Подберезкин слушал их разговоры, как бывало, в детстве разговоры мужиков, работавших у них на усадьбе, чувствуя, что по-прежнему между ним и ими была разница: принадлежали они к двум мирам. Революция ничего не изменила в этом отношении, хотя Калинкин был ему теперь, может быть, даже ближе и понятнее, чем тульскому рабочему, но всё-таки между ними двумя не было такой разницы, как между ним и ими. А светлости стало в мире мало, в этом он был прав. Раньше мир был несомненно светлее. Эту светлость он смутно ощущал у белых, в белом движении. Они несли ее, хотя, может быть, и затемнили. И потому, казалось, они должны были бы победить в конце концов. «И придет конь белый, победоносный, и дано ему победить», — вспомнил он слова «апостола». До сих пор побеждали, однако, не они. Те, с которыми пришел он теперь в Россию, и которые пока, видимо, побеждали, — они, корнет чувствовал это, тоже не были «белыми», в них тоже не было «светлости».

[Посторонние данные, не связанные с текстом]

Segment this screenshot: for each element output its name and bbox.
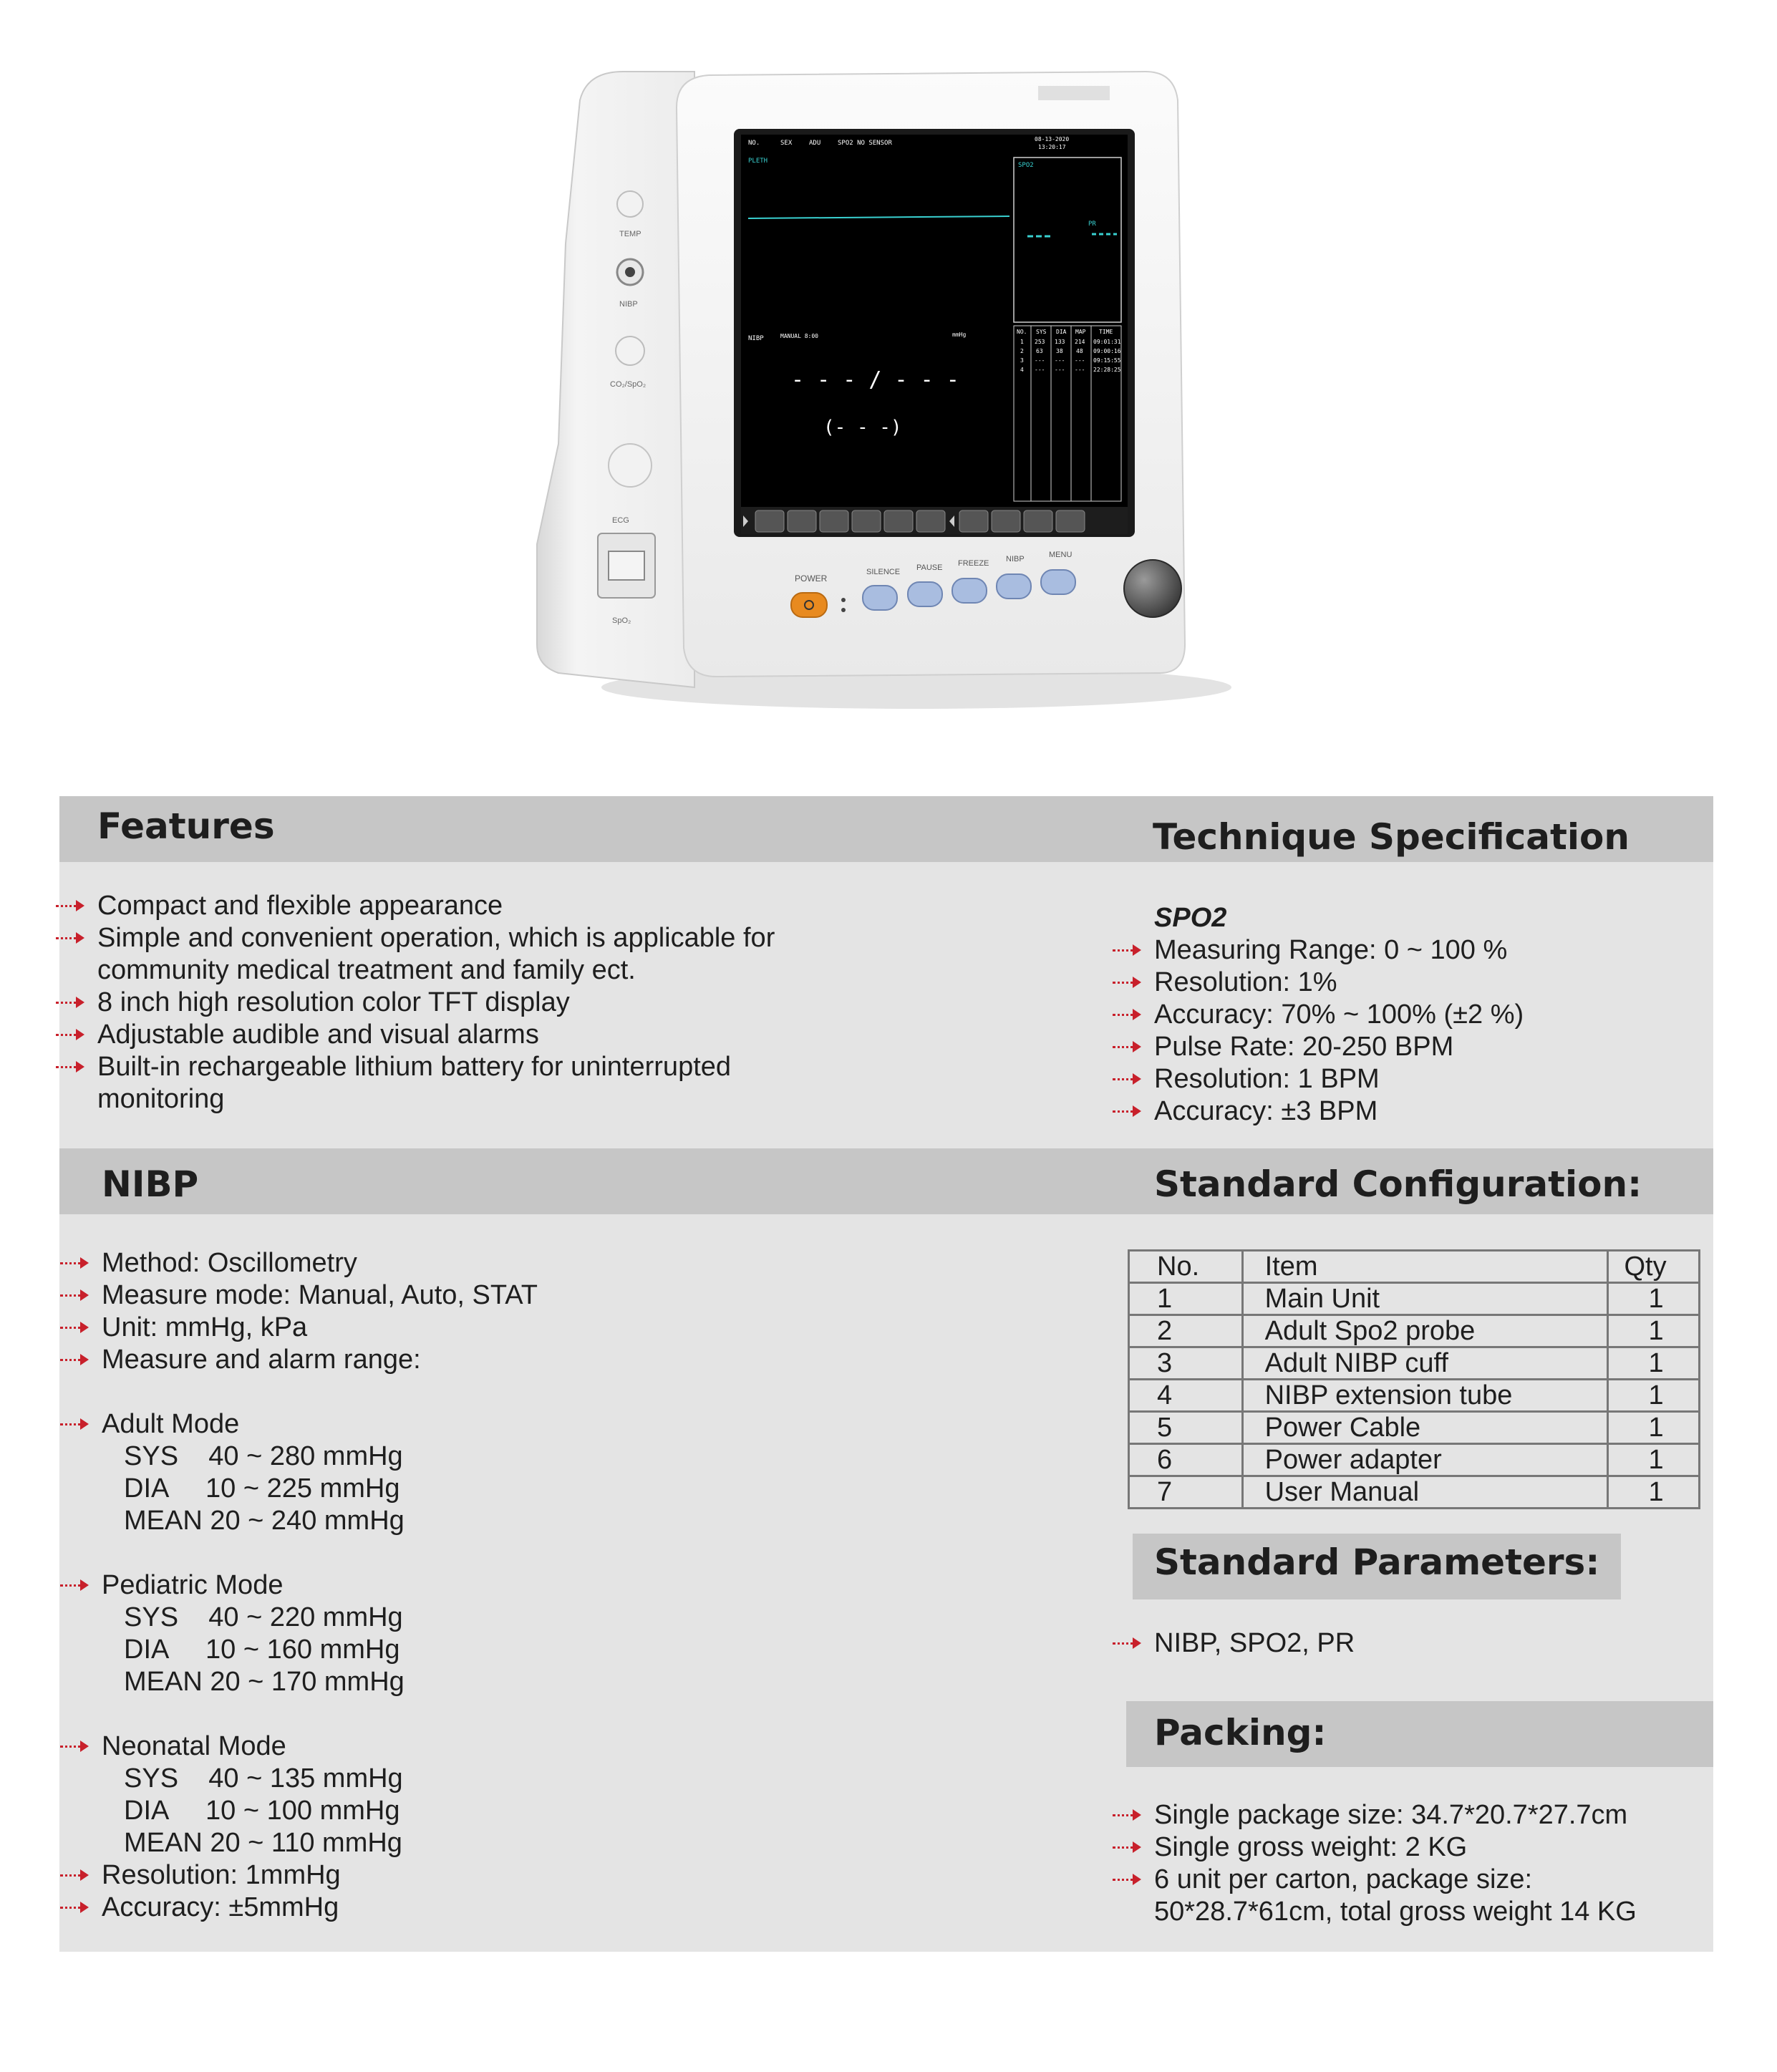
nibp-title: NIBP xyxy=(102,1163,199,1205)
screen-manual: MANUAL 8:00 xyxy=(780,333,818,339)
packing-item-continuation: 50*28.7*61cm, total gross weight 14 KG xyxy=(1154,1897,1637,1927)
technique-item: Resolution: 1 BPM xyxy=(1113,1063,1380,1095)
freeze-button[interactable] xyxy=(952,578,987,603)
screen-table-header: NO. xyxy=(1017,329,1027,335)
table-cell-qty: 1 xyxy=(1607,1315,1700,1347)
table-cell-no: 3 xyxy=(1129,1347,1243,1380)
screen-time: 13:20:17 xyxy=(1038,144,1066,150)
feature-item: 8 inch high resolution color TFT display xyxy=(56,987,570,1019)
technique-item: Accuracy: ±3 BPM xyxy=(1113,1095,1377,1128)
screen-adu: ADU xyxy=(809,140,821,147)
table-cell-qty: 1 xyxy=(1607,1347,1700,1380)
parameters-title: Standard Parameters: xyxy=(1154,1541,1600,1583)
screen-table-cell: 09:15:55 xyxy=(1093,357,1121,364)
nibp-mode-line: MEAN 20 ~ 240 mmHg xyxy=(124,1506,405,1536)
table-cell-no: 7 xyxy=(1129,1476,1243,1509)
table-cell-no: 2 xyxy=(1129,1315,1243,1347)
table-cell-item: Main Unit xyxy=(1242,1283,1607,1315)
technique-item: Measuring Range: 0 ~ 100 % xyxy=(1113,934,1507,967)
port-label-temp: TEMP xyxy=(619,230,641,238)
table-header-no: No. xyxy=(1129,1251,1243,1283)
port-label-co2: CO₂/SpO₂ xyxy=(610,380,647,389)
nibp-mode-line: SYS 40 ~ 280 mmHg xyxy=(124,1441,403,1471)
packing-item: Single package size: 34.7*20.7*27.7cm xyxy=(1113,1799,1627,1831)
table-row xyxy=(1129,1380,1700,1412)
technique-item: Accuracy: 70% ~ 100% (±2 %) xyxy=(1113,999,1524,1031)
table-cell-item: NIBP extension tube xyxy=(1242,1380,1607,1412)
table-cell-item: Adult Spo2 probe xyxy=(1242,1315,1607,1347)
menu-button[interactable] xyxy=(1041,570,1075,594)
screen-pleth: PLETH xyxy=(748,158,768,165)
table-row xyxy=(1129,1315,1700,1347)
screen-pr: PR xyxy=(1088,221,1096,228)
screen-sex: SEX xyxy=(780,140,793,147)
nibp-mode-line: DIA 10 ~ 100 mmHg xyxy=(124,1796,400,1826)
screen-table-cell: 133 xyxy=(1055,339,1065,345)
technique-item: Pulse Rate: 20-250 BPM xyxy=(1113,1031,1453,1063)
nibp-mode-title: Pediatric Mode xyxy=(60,1569,283,1602)
screen-table-cell: 22:28:25 xyxy=(1093,367,1121,373)
nibp-resolution: Resolution: 1mmHg xyxy=(60,1859,341,1892)
table-row xyxy=(1129,1412,1700,1444)
table-row xyxy=(1129,1347,1700,1380)
feature-item-continuation: community medical treatment and family ect. xyxy=(97,955,636,985)
table-row xyxy=(1129,1476,1700,1509)
feature-item: Simple and convenient operation, which is applicable for xyxy=(56,922,775,954)
screen-unit: mmHg xyxy=(952,331,967,338)
table-header-row xyxy=(1129,1251,1700,1283)
silence-label: SILENCE xyxy=(866,568,901,576)
feature-item: Compact and flexible appearance xyxy=(56,890,503,922)
nibp-mode-line: DIA 10 ~ 160 mmHg xyxy=(124,1635,400,1665)
screen-table-header: MAP xyxy=(1075,329,1086,335)
table-cell-no: 1 xyxy=(1129,1283,1243,1315)
technique-item: Resolution: 1% xyxy=(1113,967,1337,999)
nibp-label: NIBP xyxy=(1006,555,1025,563)
screen-message: SPO2 NO SENSOR xyxy=(838,140,892,147)
table-cell-qty: 1 xyxy=(1607,1380,1700,1412)
nibp-item: Measure mode: Manual, Auto, STAT xyxy=(60,1279,538,1312)
nibp-header xyxy=(59,1148,1062,1214)
nibp-mode-title: Neonatal Mode xyxy=(60,1730,286,1763)
screen-table-cell: --- xyxy=(1075,357,1085,364)
parameters-item: NIBP, SPO2, PR xyxy=(1113,1627,1355,1660)
screen-table-cell: 3 xyxy=(1020,357,1024,364)
screen-table-cell: 253 xyxy=(1035,339,1045,345)
table-cell-no: 4 xyxy=(1129,1380,1243,1412)
nibp-mode-line: SYS 40 ~ 220 mmHg xyxy=(124,1602,403,1632)
pause-label: PAUSE xyxy=(916,563,943,572)
patient-monitor-image xyxy=(530,57,1231,730)
silence-button[interactable] xyxy=(863,586,897,610)
feature-item: Adjustable audible and visual alarms xyxy=(56,1019,539,1051)
screen-nibp-value: - - - / - - - xyxy=(791,367,959,392)
table-cell-no: 5 xyxy=(1129,1412,1243,1444)
nibp-item: Measure and alarm range: xyxy=(60,1344,421,1376)
table-cell-item: Power adapter xyxy=(1242,1444,1607,1476)
table-header-qty: Qty xyxy=(1607,1251,1700,1283)
feature-item: Built-in rechargeable lithium battery for uninterrupted xyxy=(56,1051,731,1083)
configuration-title: Standard Configuration: xyxy=(1154,1163,1642,1205)
screen-no: NO. xyxy=(748,140,760,147)
nibp-mode-title: Adult Mode xyxy=(60,1408,239,1441)
table-cell-item: Power Cable xyxy=(1242,1412,1607,1444)
table-cell-item: Adult NIBP cuff xyxy=(1242,1347,1607,1380)
freeze-label: FREEZE xyxy=(958,559,989,568)
screen-table-header: TIME xyxy=(1099,329,1113,335)
table-cell-qty: 1 xyxy=(1607,1444,1700,1476)
packing-item: 6 unit per carton, package size: xyxy=(1113,1864,1532,1896)
table-cell-qty: 1 xyxy=(1607,1412,1700,1444)
table-cell-qty: 1 xyxy=(1607,1476,1700,1509)
nibp-item: Unit: mmHg, kPa xyxy=(60,1312,307,1344)
screen-table-header: DIA xyxy=(1056,329,1067,335)
screen-table-cell: 2 xyxy=(1020,348,1024,354)
table-cell-item: User Manual xyxy=(1242,1476,1607,1509)
screen-table-cell: --- xyxy=(1055,357,1065,364)
screen-table-cell: 09:01:31 xyxy=(1093,339,1121,345)
screen-date: 08-13-2020 xyxy=(1035,136,1070,142)
nibp-mode-line: MEAN 20 ~ 170 mmHg xyxy=(124,1667,405,1697)
table-cell-qty: 1 xyxy=(1607,1283,1700,1315)
port-label-nibp: NIBP xyxy=(619,300,638,309)
screen-table-cell: 63 xyxy=(1036,348,1043,354)
configuration-table xyxy=(1128,1249,1700,1509)
table-cell-no: 6 xyxy=(1129,1444,1243,1476)
screen-table-cell: 214 xyxy=(1075,339,1085,345)
screen-table-cell: 48 xyxy=(1076,348,1083,354)
nibp-button[interactable] xyxy=(997,574,1031,599)
power-label: POWER xyxy=(795,573,828,584)
features-title: Features xyxy=(97,805,275,847)
pause-button[interactable] xyxy=(908,582,942,606)
screen-table-cell: 38 xyxy=(1056,348,1063,354)
nibp-mode-line: MEAN 20 ~ 110 mmHg xyxy=(124,1828,402,1858)
port-label-spo2: SpO₂ xyxy=(612,616,631,625)
screen-table-header: SYS xyxy=(1036,329,1047,335)
screen-table-cell: --- xyxy=(1035,367,1045,373)
table-row xyxy=(1129,1444,1700,1476)
screen-spo2: SPO2 xyxy=(1018,162,1034,169)
technique-subtitle: SPO2 xyxy=(1154,903,1227,933)
port-label-ecg: ECG xyxy=(612,516,629,525)
screen-table-cell: --- xyxy=(1075,367,1085,373)
packing-item: Single gross weight: 2 KG xyxy=(1113,1831,1467,1864)
feature-item-continuation: monitoring xyxy=(97,1084,225,1114)
screen-table-cell: 09:00:16 xyxy=(1093,348,1121,354)
nibp-item: Method: Oscillometry xyxy=(60,1247,357,1279)
packing-title: Packing: xyxy=(1154,1712,1327,1753)
screen-table-cell: --- xyxy=(1055,367,1065,373)
menu-label: MENU xyxy=(1049,551,1073,559)
power-button[interactable] xyxy=(791,593,827,617)
screen-mean-value: (- - -) xyxy=(823,417,902,438)
nibp-mode-line: DIA 10 ~ 225 mmHg xyxy=(124,1473,400,1504)
screen-table-cell: --- xyxy=(1035,357,1045,364)
nibp-mode-line: SYS 40 ~ 135 mmHg xyxy=(124,1763,403,1793)
rotary-knob[interactable] xyxy=(1124,560,1181,617)
nibp-accuracy: Accuracy: ±5mmHg xyxy=(60,1892,339,1924)
technique-title: Technique Specification xyxy=(1153,816,1630,858)
table-header-item: Item xyxy=(1242,1251,1607,1283)
table-row xyxy=(1129,1283,1700,1315)
screen-table-cell: 1 xyxy=(1020,339,1024,345)
screen-table-cell: 4 xyxy=(1020,367,1024,373)
screen-nibp: NIBP xyxy=(748,335,764,342)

— А как, господин, — спросил вдруг Калинкин, — немцы землю-то отымут аль мужику отдадут — работай, мол, страдай, добывай сам хлеб. И сам ты хозяин, как прежде, — вот бы хорошо!

Подберезкин пожал плечами, вспомнив слова Корнеманна о «миссии немцев на Востоке», и ответил уклончиво:

— Надо земли держаться, не выпускать из рук.

— А по мне всё едино! — закричал вдруг тульский парень. — Нехай. Я слесарь, я работу везде найду. Мне всё едино, чья возьмет. Лишь бы живым остаться.

— Нет, то не так: чья земля, парень, того и хлеб, — возразил Калинкин. — Но я так думаю: не сгинет мужик русский совсем со свету. Крепко в землю врос. А не сгинет мужик русский, не сгинет и Россия. Жалко, господин, России-то, — вдруг обратился он к Подберезкину, — а? до чего жалко — была и нету.